Sensei Savegnago aveva fatto sua l’eredita di Kobayashi, l’aveva personalizzata e raffinata, ed aveva sviluppato una fluidità, una morbidezza ed una estrema presenza, che lasciavano soddisfatti e impressionati sia i “guerrieri” che i “pacifisti” nel mondo dell’Aikido.

Quando se ne va un maestro come lui, è istintiva una riflessione sulla brevità della vita (aveva 59 anni) e sulle sfide che ognuno di noi quotidianamente è portato ad affrontare, ma soprattutto sul modo in cui affrontarle. Stasera siamo stati a festeggiare il primo dan di Sergio Fanton, adesso finalmente entrato nel mondo dell’Aikido a pieno titolo, e insieme con lui abbiamo festeggiato (dentro di noi, ognuno a suo modo) la liberazione dello spirito di Sensei Savegnago.

Commentava Sensei Zulpo, allievo anche di Savegnago: con un modello come lui davanti, anche le difficoltà apparentemente insormontabili diventano affrontabili. Siamo d’accordo, maestro Zulpo, amico di tanti anni. Le arti marziali insegnano a diventare ed a saper restare solidi, ad affrontare le cose con consapevolezza e crescente saggezza.

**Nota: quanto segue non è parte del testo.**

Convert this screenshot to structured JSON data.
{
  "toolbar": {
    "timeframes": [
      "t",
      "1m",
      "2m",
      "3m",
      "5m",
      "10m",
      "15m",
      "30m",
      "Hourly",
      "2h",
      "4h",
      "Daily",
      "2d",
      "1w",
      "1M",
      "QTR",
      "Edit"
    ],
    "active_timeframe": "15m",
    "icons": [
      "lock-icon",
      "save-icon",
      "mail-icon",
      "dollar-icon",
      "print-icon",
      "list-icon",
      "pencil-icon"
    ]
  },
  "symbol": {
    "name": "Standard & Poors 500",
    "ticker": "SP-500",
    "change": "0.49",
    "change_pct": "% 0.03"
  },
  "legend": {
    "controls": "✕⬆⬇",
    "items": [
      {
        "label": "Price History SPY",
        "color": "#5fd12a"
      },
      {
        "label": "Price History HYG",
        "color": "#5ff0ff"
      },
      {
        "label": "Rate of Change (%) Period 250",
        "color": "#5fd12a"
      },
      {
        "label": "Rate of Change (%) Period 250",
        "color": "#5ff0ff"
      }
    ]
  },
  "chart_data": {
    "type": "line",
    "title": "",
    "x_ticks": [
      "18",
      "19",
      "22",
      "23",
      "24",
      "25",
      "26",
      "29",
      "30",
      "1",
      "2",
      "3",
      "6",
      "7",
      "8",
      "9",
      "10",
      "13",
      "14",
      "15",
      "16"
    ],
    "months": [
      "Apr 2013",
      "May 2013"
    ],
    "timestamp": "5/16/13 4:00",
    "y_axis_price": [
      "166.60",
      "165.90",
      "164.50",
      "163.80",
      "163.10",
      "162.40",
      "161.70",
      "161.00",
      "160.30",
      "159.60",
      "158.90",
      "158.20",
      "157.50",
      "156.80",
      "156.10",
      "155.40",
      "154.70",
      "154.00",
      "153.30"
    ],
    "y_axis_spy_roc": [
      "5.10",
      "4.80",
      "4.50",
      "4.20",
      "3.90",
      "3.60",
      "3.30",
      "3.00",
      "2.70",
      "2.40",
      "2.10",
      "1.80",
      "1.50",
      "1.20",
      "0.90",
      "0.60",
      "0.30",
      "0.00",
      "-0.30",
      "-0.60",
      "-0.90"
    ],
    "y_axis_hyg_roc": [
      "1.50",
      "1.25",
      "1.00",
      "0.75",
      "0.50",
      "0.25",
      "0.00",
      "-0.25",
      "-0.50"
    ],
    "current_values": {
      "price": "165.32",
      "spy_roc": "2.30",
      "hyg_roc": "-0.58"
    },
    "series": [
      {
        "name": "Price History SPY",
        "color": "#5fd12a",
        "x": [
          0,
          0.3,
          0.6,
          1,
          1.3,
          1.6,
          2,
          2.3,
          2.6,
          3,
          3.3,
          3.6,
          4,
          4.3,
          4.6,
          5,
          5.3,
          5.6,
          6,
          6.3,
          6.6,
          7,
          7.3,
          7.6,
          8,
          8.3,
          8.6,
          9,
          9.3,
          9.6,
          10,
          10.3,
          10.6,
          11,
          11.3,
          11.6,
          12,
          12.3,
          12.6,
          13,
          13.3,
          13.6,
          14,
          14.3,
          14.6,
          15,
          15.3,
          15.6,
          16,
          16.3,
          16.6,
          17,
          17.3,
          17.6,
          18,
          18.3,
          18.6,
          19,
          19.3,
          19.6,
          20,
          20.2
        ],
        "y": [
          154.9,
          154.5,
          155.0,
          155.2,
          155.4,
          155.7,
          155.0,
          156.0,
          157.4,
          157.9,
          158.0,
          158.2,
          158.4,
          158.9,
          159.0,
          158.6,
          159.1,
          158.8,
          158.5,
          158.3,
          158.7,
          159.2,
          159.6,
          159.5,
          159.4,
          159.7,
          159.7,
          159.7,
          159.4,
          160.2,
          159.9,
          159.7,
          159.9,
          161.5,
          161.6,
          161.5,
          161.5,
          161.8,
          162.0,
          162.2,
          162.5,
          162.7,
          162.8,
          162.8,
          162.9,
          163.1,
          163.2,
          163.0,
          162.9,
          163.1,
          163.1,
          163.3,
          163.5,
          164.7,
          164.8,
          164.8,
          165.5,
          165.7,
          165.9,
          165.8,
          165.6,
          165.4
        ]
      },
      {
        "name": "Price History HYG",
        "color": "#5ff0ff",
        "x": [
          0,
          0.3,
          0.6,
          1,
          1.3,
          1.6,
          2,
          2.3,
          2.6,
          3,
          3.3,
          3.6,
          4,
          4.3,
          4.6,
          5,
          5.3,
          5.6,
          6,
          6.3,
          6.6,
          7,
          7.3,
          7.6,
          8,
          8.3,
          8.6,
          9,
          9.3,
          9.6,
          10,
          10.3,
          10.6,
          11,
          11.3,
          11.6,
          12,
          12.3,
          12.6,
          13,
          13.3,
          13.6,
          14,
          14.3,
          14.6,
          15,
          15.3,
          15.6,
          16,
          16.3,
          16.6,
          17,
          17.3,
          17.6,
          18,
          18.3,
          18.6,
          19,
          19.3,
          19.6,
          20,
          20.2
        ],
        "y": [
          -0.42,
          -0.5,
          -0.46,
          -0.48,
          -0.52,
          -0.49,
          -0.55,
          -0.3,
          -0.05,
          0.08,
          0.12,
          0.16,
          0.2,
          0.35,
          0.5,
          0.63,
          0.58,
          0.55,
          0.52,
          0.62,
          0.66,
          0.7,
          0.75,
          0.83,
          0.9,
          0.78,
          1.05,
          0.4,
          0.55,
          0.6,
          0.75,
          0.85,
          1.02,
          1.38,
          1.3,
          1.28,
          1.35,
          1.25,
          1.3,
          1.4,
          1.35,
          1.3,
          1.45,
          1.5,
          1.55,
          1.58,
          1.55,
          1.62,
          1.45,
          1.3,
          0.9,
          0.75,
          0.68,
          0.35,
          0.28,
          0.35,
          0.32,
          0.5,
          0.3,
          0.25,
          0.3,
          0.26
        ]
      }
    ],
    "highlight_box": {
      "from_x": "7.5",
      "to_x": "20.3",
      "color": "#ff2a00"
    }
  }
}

Ogni esame che la vita ci propone, da quello di dan a quello del sangue, è un momento per crescere. Se perdiamo l’occasione, abbiamo perso molto, perchè quelli sono i momenti in cui ci mettiamo in discussione. La morte stessa, al di là della tristezza, diventa un insegnamento. Ecco un bello spunto su cui riflettere.

Buon viaggio, Shihan Savegnago, il tuo messaggio ha toccato molti cuori.